In habitual miscarriage, persistence of the following viruses was detected: Coxsackie A in 98% of patients (in the control 16.7%), Coxsackie B in 74.5% (in the control 8.3%), entero-68-71 in 47.1% (in the control 25%), cytomegalovirus in 60.8% (in the control 25%), herpes simplex virus in 56.9% (in the control 25%), rubella in 43.1% (in the control 12.5%), influenza C in 43.1% (in the control 16.7%), measles in 60.8% of patients (in the control 16.7%).

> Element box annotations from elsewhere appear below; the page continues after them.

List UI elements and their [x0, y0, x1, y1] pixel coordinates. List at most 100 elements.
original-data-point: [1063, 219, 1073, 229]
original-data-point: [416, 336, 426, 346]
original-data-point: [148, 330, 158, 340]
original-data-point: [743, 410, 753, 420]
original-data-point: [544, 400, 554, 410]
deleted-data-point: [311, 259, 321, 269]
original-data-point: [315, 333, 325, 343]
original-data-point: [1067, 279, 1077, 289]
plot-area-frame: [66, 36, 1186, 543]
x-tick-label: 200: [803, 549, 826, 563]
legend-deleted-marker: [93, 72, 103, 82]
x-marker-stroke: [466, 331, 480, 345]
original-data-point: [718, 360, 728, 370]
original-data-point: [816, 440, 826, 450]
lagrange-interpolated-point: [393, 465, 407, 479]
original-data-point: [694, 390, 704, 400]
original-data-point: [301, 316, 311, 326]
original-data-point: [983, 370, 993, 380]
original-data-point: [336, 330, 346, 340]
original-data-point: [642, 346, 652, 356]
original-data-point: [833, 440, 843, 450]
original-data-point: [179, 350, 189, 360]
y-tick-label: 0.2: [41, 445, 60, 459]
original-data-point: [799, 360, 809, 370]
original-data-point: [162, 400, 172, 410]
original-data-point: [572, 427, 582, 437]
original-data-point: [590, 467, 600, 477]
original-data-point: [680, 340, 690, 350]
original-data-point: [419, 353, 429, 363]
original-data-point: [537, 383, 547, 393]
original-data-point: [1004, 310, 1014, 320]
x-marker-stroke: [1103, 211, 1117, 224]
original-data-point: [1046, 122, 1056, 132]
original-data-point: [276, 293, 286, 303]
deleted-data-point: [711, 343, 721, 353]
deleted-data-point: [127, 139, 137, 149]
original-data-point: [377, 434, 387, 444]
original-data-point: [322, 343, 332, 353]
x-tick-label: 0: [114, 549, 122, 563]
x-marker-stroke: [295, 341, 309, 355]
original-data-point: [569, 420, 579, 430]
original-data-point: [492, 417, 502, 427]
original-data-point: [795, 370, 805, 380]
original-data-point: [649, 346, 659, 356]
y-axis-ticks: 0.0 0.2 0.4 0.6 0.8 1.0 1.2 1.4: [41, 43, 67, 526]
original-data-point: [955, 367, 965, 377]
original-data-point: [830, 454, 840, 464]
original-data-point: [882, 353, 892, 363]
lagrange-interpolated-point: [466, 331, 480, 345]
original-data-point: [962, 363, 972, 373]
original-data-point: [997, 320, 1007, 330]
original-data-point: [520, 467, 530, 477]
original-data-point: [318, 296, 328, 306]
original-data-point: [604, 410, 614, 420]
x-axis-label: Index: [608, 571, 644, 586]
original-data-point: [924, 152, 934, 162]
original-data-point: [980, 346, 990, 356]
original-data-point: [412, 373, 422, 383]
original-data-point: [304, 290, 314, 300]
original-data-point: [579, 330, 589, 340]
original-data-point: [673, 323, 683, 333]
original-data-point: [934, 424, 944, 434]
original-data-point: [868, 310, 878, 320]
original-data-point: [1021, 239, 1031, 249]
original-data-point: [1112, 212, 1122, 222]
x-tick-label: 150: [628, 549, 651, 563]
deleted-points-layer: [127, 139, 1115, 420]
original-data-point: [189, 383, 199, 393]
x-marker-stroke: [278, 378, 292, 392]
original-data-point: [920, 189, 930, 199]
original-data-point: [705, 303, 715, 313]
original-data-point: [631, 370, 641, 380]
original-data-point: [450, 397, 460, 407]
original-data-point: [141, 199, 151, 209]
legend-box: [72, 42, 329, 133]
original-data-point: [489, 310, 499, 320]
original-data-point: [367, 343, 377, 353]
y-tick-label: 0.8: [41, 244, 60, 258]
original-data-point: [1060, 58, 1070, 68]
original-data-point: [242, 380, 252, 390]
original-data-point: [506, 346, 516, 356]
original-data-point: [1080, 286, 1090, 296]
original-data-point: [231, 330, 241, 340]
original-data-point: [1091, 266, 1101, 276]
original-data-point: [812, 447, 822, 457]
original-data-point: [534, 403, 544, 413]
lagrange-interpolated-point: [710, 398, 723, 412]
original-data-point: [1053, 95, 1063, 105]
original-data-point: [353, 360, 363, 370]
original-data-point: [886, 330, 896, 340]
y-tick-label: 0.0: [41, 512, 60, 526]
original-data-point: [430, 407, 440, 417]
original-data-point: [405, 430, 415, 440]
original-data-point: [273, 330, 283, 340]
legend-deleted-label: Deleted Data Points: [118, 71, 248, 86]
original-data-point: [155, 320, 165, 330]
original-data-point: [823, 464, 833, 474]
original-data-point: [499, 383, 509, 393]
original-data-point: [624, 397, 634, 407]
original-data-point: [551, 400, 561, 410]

There are practically no patients with habitual miscarriage who do not have persistence of several viruses. In these conditions, the matter is not so much in persistent viruses, but in the peculiarities of the patient's immune system. It is possible in such cases that one of the persistent viruses prevails, as is observed with simple herpes, and then there may be a clinical picture of an exacerbation of this particular infection. But, as a rule, there are no clinical pictures with persistent viral infection. Changes in immune parameters due to persistence of viruses can lead secondarily to activation of bacterial flora, development of autoimmune disorders, etc., and when terminating pregnancy, these secondary factors are taken into account and assessed as the cause of termination.